Mario si gira verso la madre e gli appoggia la testa sul braccio che inizia ad avvolgerlo facendogli da cuscino, poi guarda fuori e dice alla madre: “ Guarda mamma noi siamo più veloci di loro” riferendosi alle persone sulla passeggiata che scompaiono dietro all’autobus.
“Certo che noi siamo più veloci, noi siamo sul 309 mentre loro sono a piedi” dice la madre pronunciando il modello del pullman che sa essere quello preferito da Mario.

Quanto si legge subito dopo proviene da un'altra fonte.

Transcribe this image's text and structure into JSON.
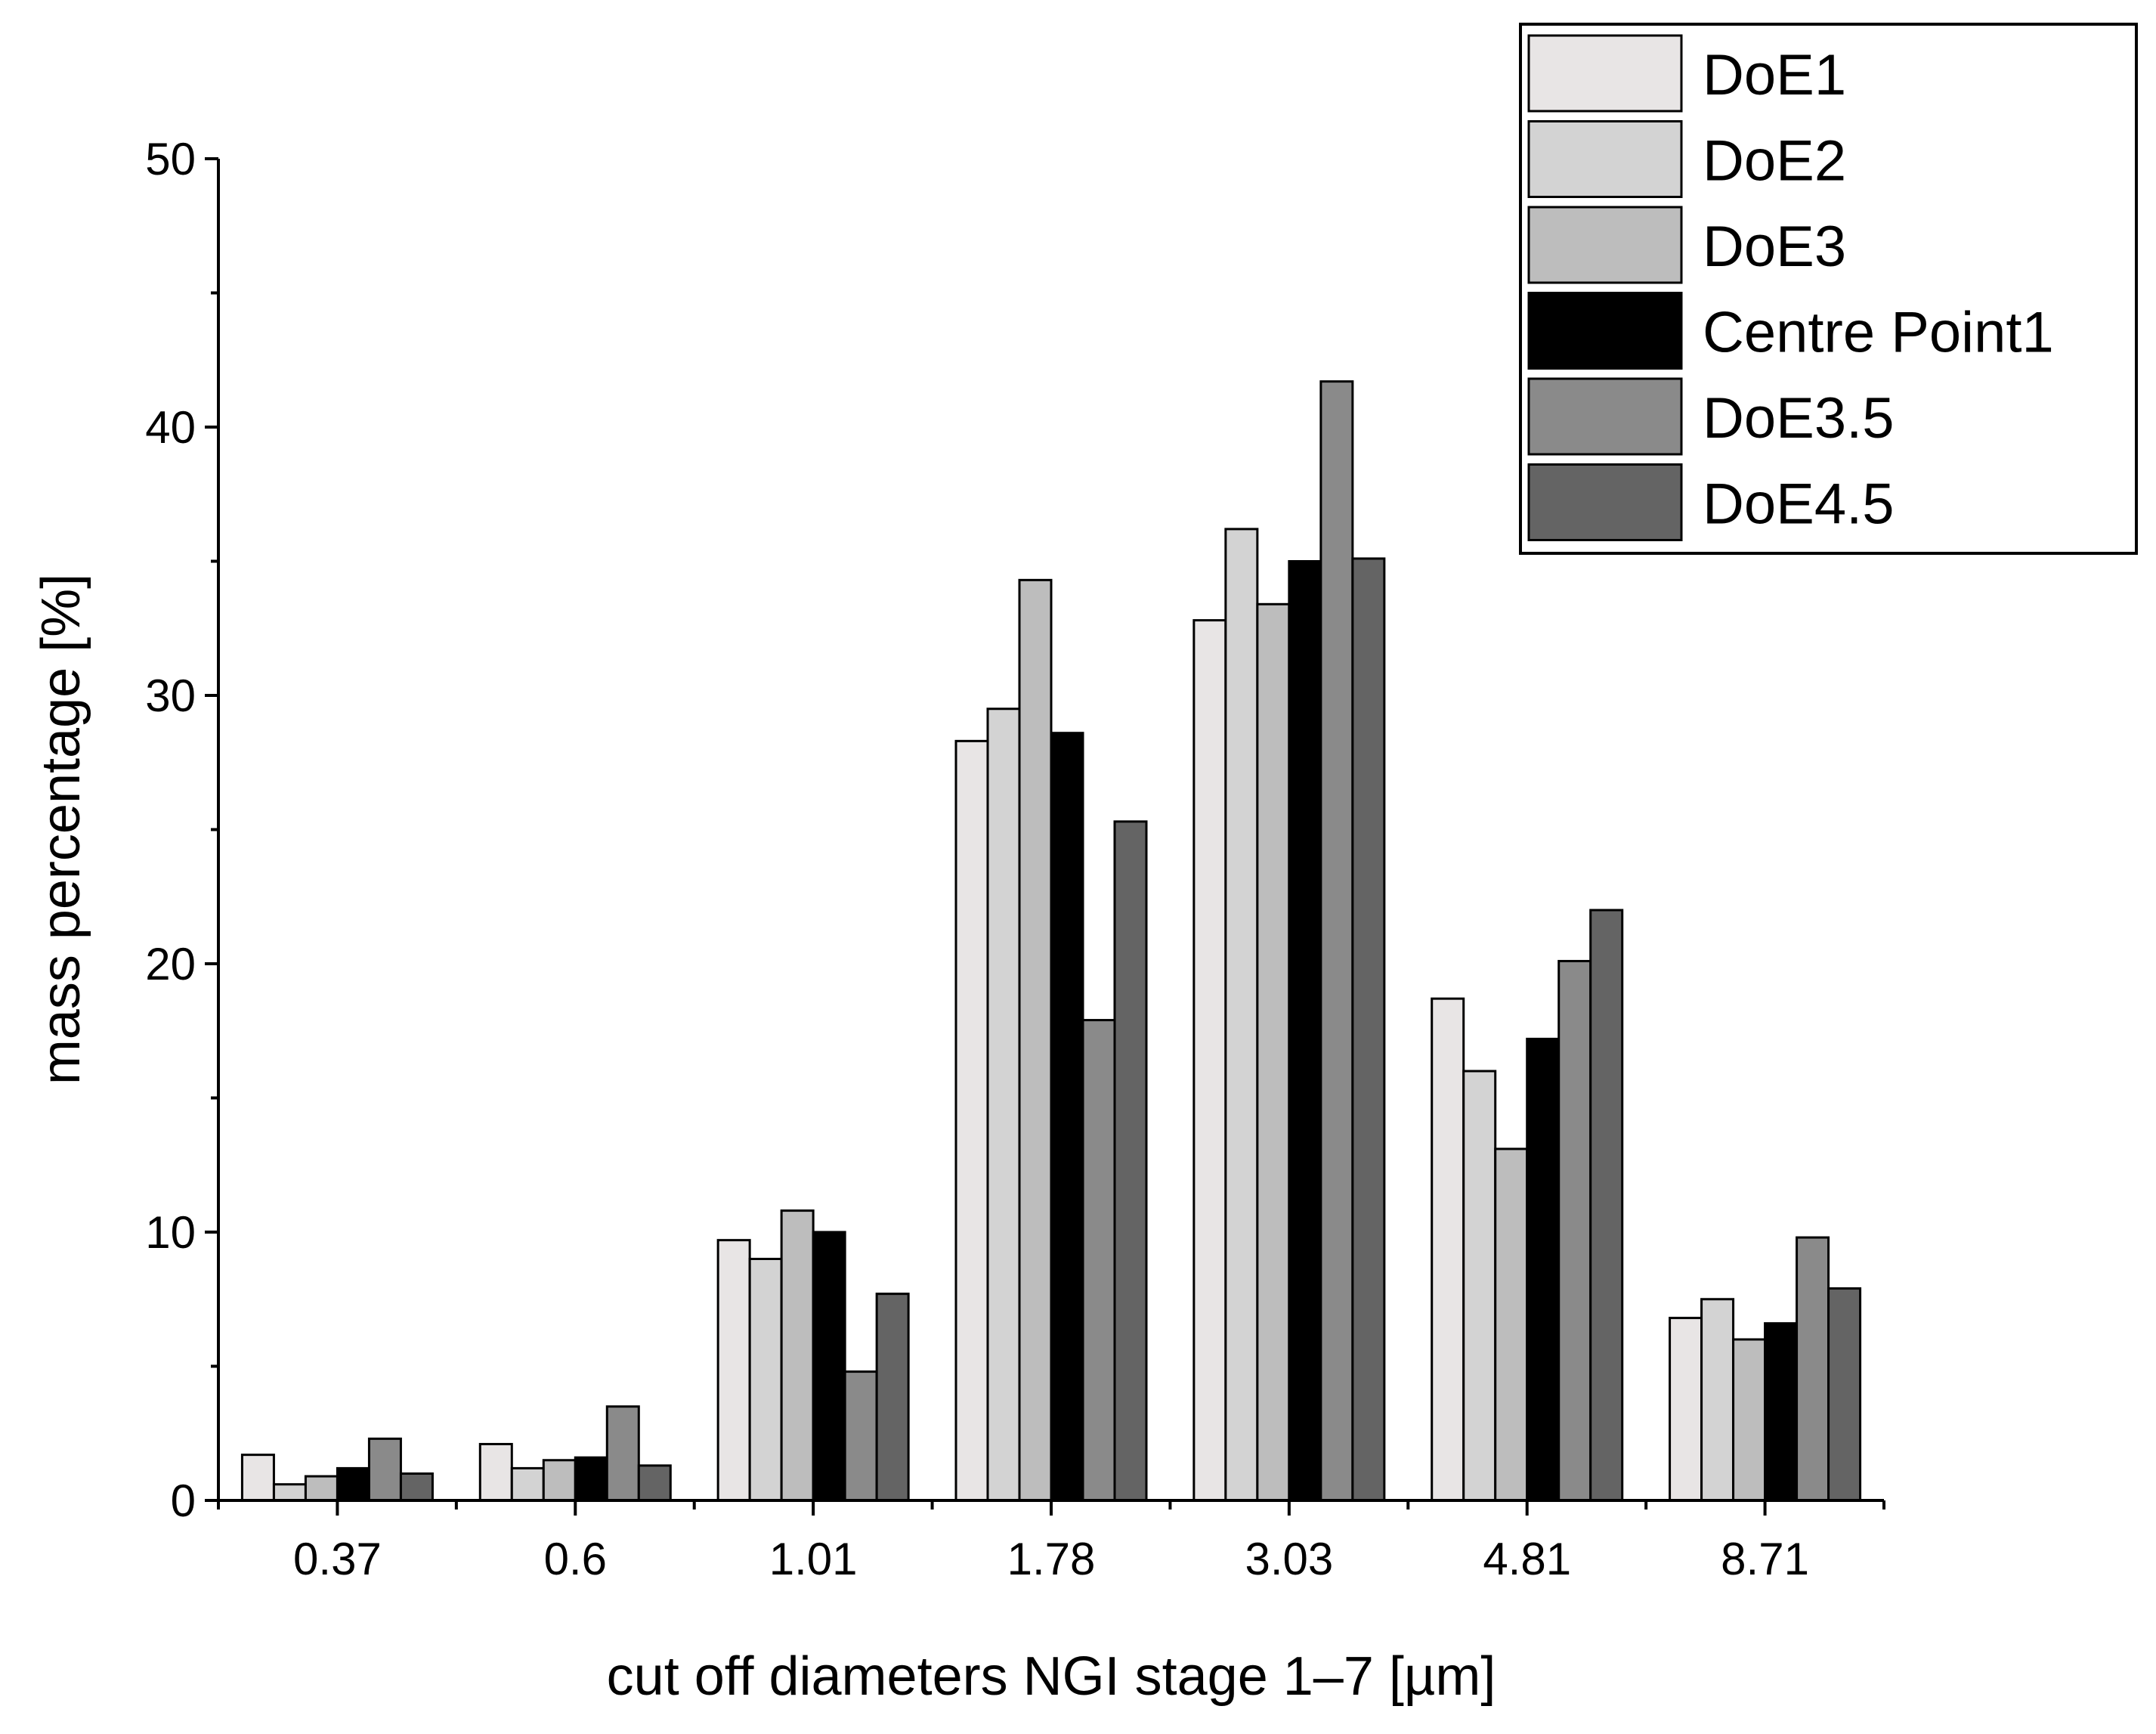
{
  "chart_data": {
    "type": "bar",
    "title": "",
    "xlabel": "cut off diameters NGI stage 1–7 [µm]",
    "ylabel": "mass percentage [%]",
    "ylim": [
      0,
      50
    ],
    "yticks": [
      "0",
      "10",
      "20",
      "30",
      "40",
      "50"
    ],
    "grid": false,
    "legend_position": "top-right",
    "categories": [
      "0.37",
      "0.6",
      "1.01",
      "1.78",
      "3.03",
      "4.81",
      "8.71"
    ],
    "series": [
      {
        "name": "DoE1",
        "color": "#e8e5e5",
        "values": [
          1.7,
          2.1,
          9.7,
          28.3,
          32.8,
          18.7,
          6.8
        ]
      },
      {
        "name": "DoE2",
        "color": "#d3d3d3",
        "values": [
          0.6,
          1.2,
          9.0,
          29.5,
          36.2,
          16.0,
          7.5
        ]
      },
      {
        "name": "DoE3",
        "color": "#bdbdbd",
        "values": [
          0.9,
          1.5,
          10.8,
          34.3,
          33.4,
          13.1,
          6.0
        ]
      },
      {
        "name": "Centre Point1",
        "color": "#000000",
        "values": [
          1.2,
          1.6,
          10.0,
          28.6,
          35.0,
          17.2,
          6.6
        ]
      },
      {
        "name": "DoE3.5",
        "color": "#8a8a8a",
        "values": [
          2.3,
          3.5,
          4.8,
          17.9,
          41.7,
          20.1,
          9.8
        ]
      },
      {
        "name": "DoE4.5",
        "color": "#646464",
        "values": [
          1.0,
          1.3,
          7.7,
          25.3,
          35.1,
          22.0,
          7.9
        ]
      }
    ]
  }
}
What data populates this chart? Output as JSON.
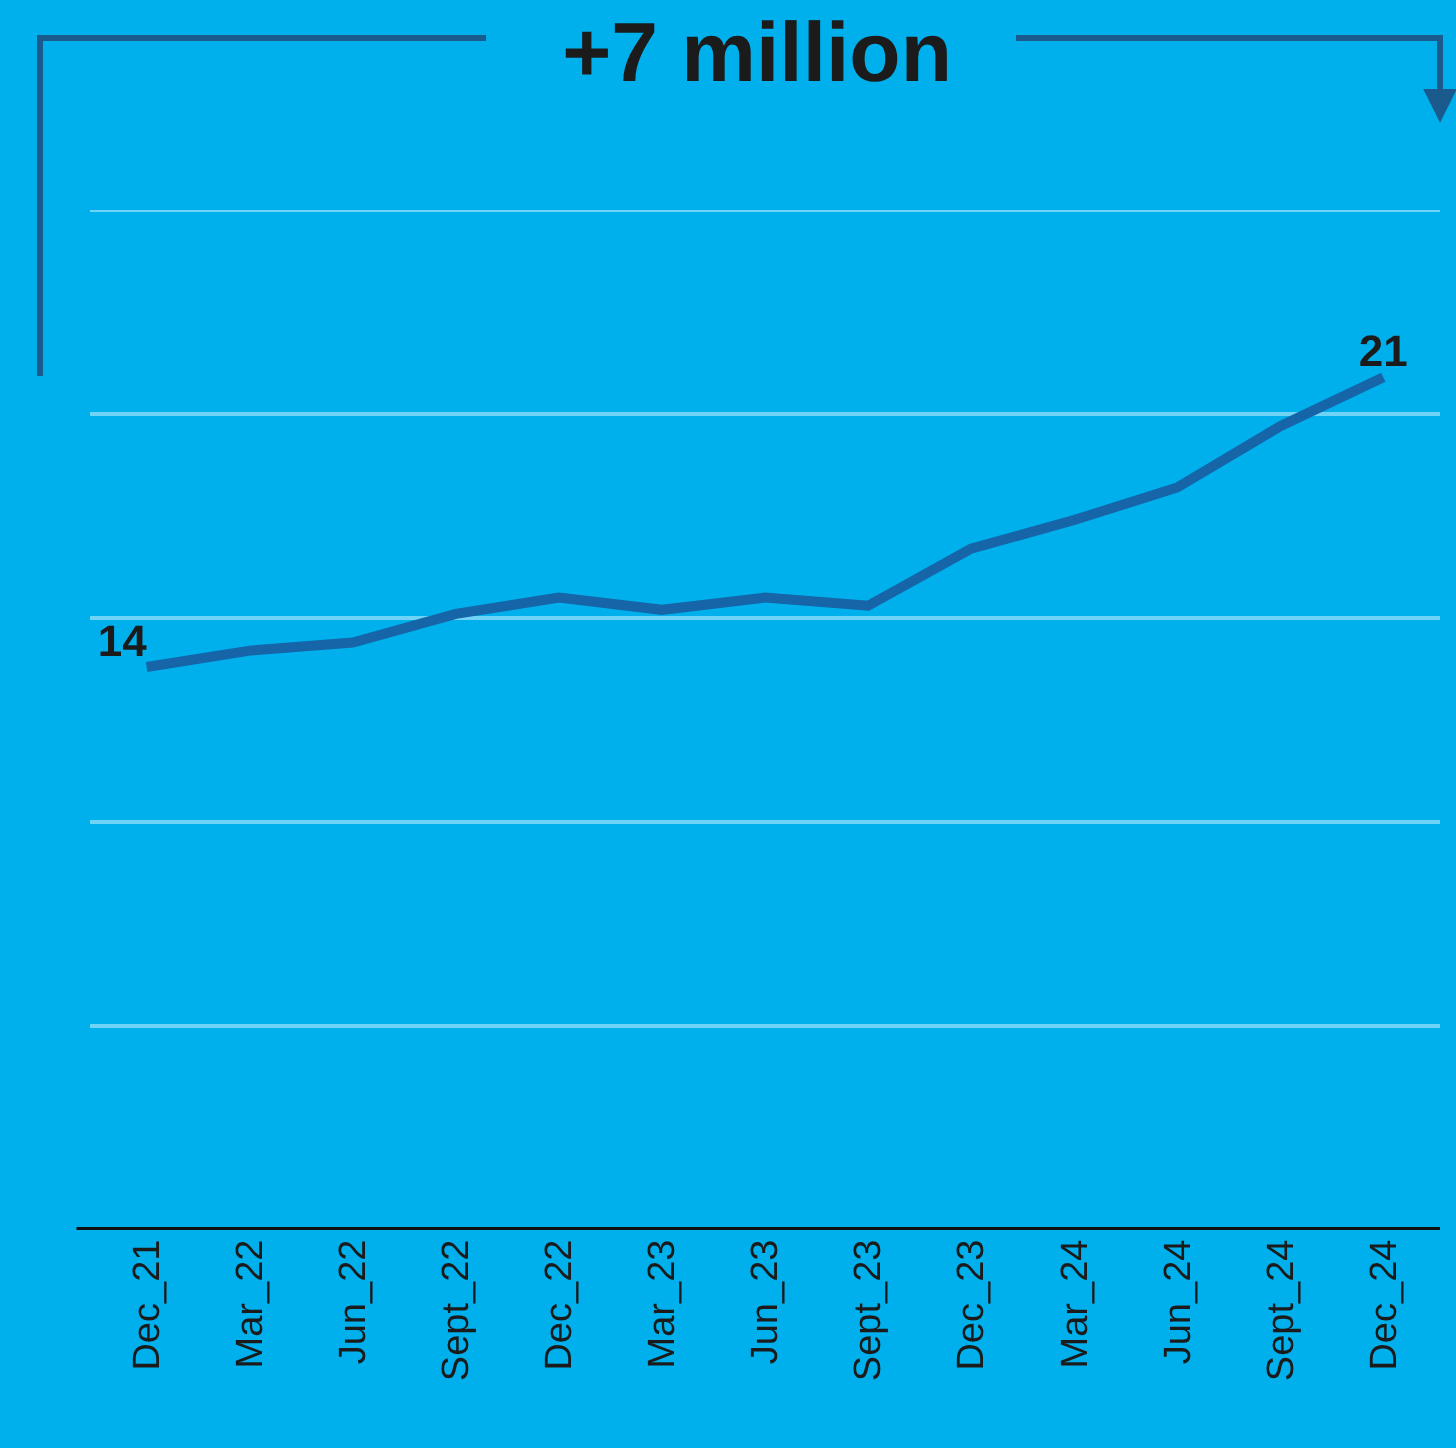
{
  "chart_data": {
    "type": "line",
    "title": "+7 million",
    "categories": [
      "Dec_21",
      "Mar_22",
      "Jun_22",
      "Sept_22",
      "Dec_22",
      "Mar_23",
      "Jun_23",
      "Sept_23",
      "Dec_23",
      "Mar_24",
      "Jun_24",
      "Sept_24",
      "Dec_24"
    ],
    "series": [
      {
        "color": "#1565a8",
        "values": [
          13.8,
          14.2,
          14.4,
          15.1,
          15.5,
          15.2,
          15.5,
          15.3,
          16.7,
          17.4,
          18.2,
          19.7,
          20.9
        ],
        "value_labels": [
          "14",
          null,
          null,
          null,
          null,
          null,
          null,
          null,
          null,
          null,
          null,
          null,
          "21"
        ]
      }
    ],
    "ylim": [
      0,
      25
    ],
    "yticks": [
      {
        "value": 5,
        "label": null
      },
      {
        "value": 10,
        "label": null
      },
      {
        "value": 15,
        "label": null
      },
      {
        "value": 20,
        "label": null
      },
      {
        "value": 25,
        "label": null
      }
    ],
    "grid": "y",
    "legend": false,
    "tick_labels": "x",
    "marker": "none",
    "line_style": "solid"
  }
}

“ IL 309 E’ IL MIGLIORE” esclama Mario con gli occhi illuminati dalla felicità.
Nel mentre l’ autobus si ferma perché arrivato al capolinea in città e apre le porte. Mario e sua madre scendono salutando l’autista che ferma Mario e gli dice di attendere.
“Ecco a te giovanotto, ho sentito che ne parlavi con tua madre e penso che possa servire più a te che a me” dice l’autista mentre gli porge una targhetta in metallo rosso fuoco con inciso “ AUTOBUS FIAT 309”.
Ringraziano e si avviano verso casa mentre Mario ammira il suo regalo che stringe nella mano per paura di perderla.
Mario strizza gli occhi e si stira mentre l’autobus percorre l’ultima fermata della linea.
Mette la mano in tasca e sfila la Targhetta mezza piegata e mezza scolorita che funge ormai da portachiavi e la tiene in mano per un poco di tempo mentre gli si bagnano gli occhi al sentore di fresco del metallo sulla mano calda.
Arrivato alla stessa fermata di quando era piccolo, sfila una sigaretta dal pacchetto, la accende e si sofferma a osservare l’Autobus con gli stessi occhi con cui lo guardava da bambino e con lo stesso sorriso appesantito solo dall’età.
Gli passa una mano sulla fiancata come se volesse accarezzarlo, butta un’occhio sui cerchioni e saluta l’autista mentre si incammina pensando che è riuscito a prenderlo per l’ultima volta e a rivivere lo stesso sentimento che viveva ogni volta che lo prendeva da bambino.